Females lack the black mask of the male, and she is generally paler than the male. Outside the breeding season, her upper beak turns dark brown.
Juveniles are similar to hens but have fainter barring and a darker bill.
These finches walk, rather than hop (which differentiates them from other finch species).
Diet / Feeding
The African Quailfinch is a ground feeder and its staple diet consists of small grass seeds. Particularly during the breeding season, they seek out live food, such as insects, spiders and worms.
Breeding / Nesting
The African Quailfinch is monogamous unless its mate dies, in which case it will seek out a new mate.
These finches build their dome-shaped nest made of grass stems and blades on the ground. The average clutch consists of 3 to 6 white eggs. Both parents participate in the incubation duties, though the female does most. The incubation period is about 14 days.
The young leave the nest about 19 to 20 days after hatching and are independent when they are about 30 days old.
Call / Vocalizations
Its call sounds like a metallic "trillink" or "chwillink." Its song consists of a series of "click, clack, cluck" notes delivered rapidly and in succession.
Aviculture / Breeding
This finch is rare in aviculture, some of the reasons might be that they lack the colorful, flashy plumage of several of their African cousins, or the fact that they are shy and flighty in disposition. Their remote desert habitat also makes them less accessible. However, once they are acclimatized they make charming and hardy aviary occupants.
As ground birds, it is important to provide them with a flat, suitable ground surface - optimally creating some sort of desert habitat for them. Some breeders keep these finches in large aquariums with sterilized sand on the ground and rough stones placed randomly across the floor (giving it a "desert ground appearance). Cleaning is simple, simply sifting the sand when needed. It is best to remove the birds when cleaning the aviary or enclosure (especially in small enclosures where they can't get away from you).

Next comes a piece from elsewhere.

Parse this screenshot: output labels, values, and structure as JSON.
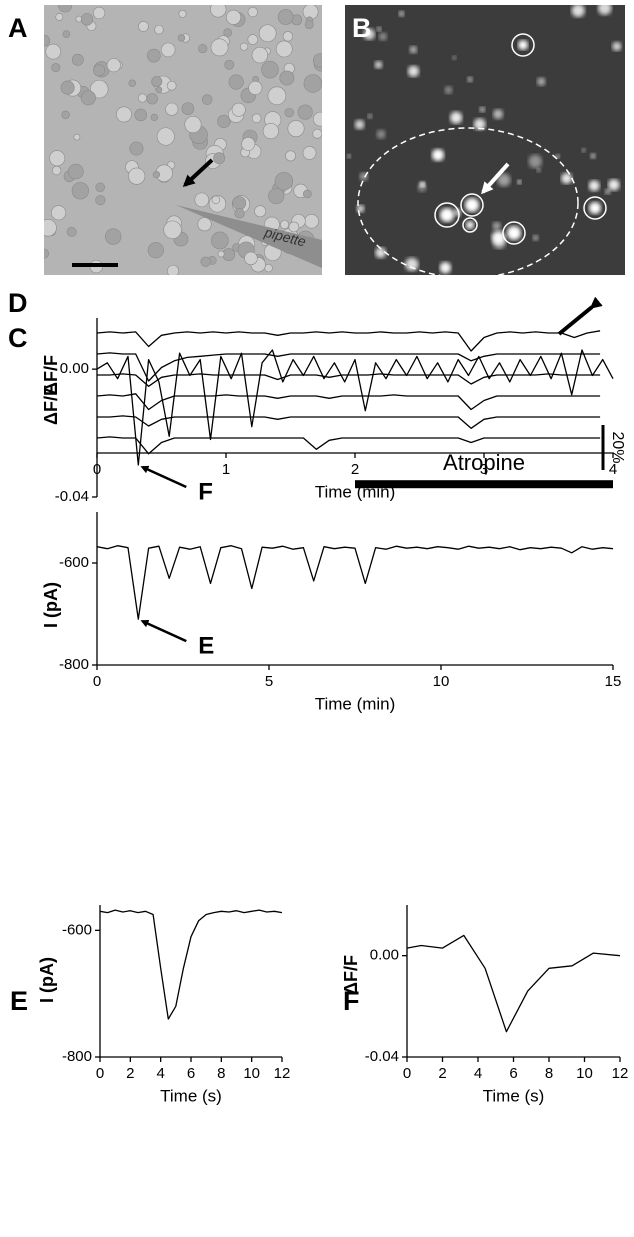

These birds love to sunbathe, so a heat lamp (if no natural sunrays are accessible) is recommended. It should be situated at one end of the enclosure, to allow one "shady" side on the other side for these finches to get to when they get hot.
When the breeding season begins, provide long strands of Bermuda grass with which these finches will build their nest, as well as coco fibers and sterilized feathers as suitable nest liners. You can sterilize feathers by soaking them overnight in a mild bleach solution and allowing them dry before offering them to your birds.
Their diet should consist of a good-quality dry finch mix with some extra canary grass seed added to it. Some live food, such as meal and wax worms and fresh egg food , is also recommended. During the breeding season in particular, it is important to increase their access to live foods. It's best to ration mealworms to one or two per bird per day outside the breeding season. Sprouted or germinated seeds are also cherished and offer a highly superior nutrition to these finches.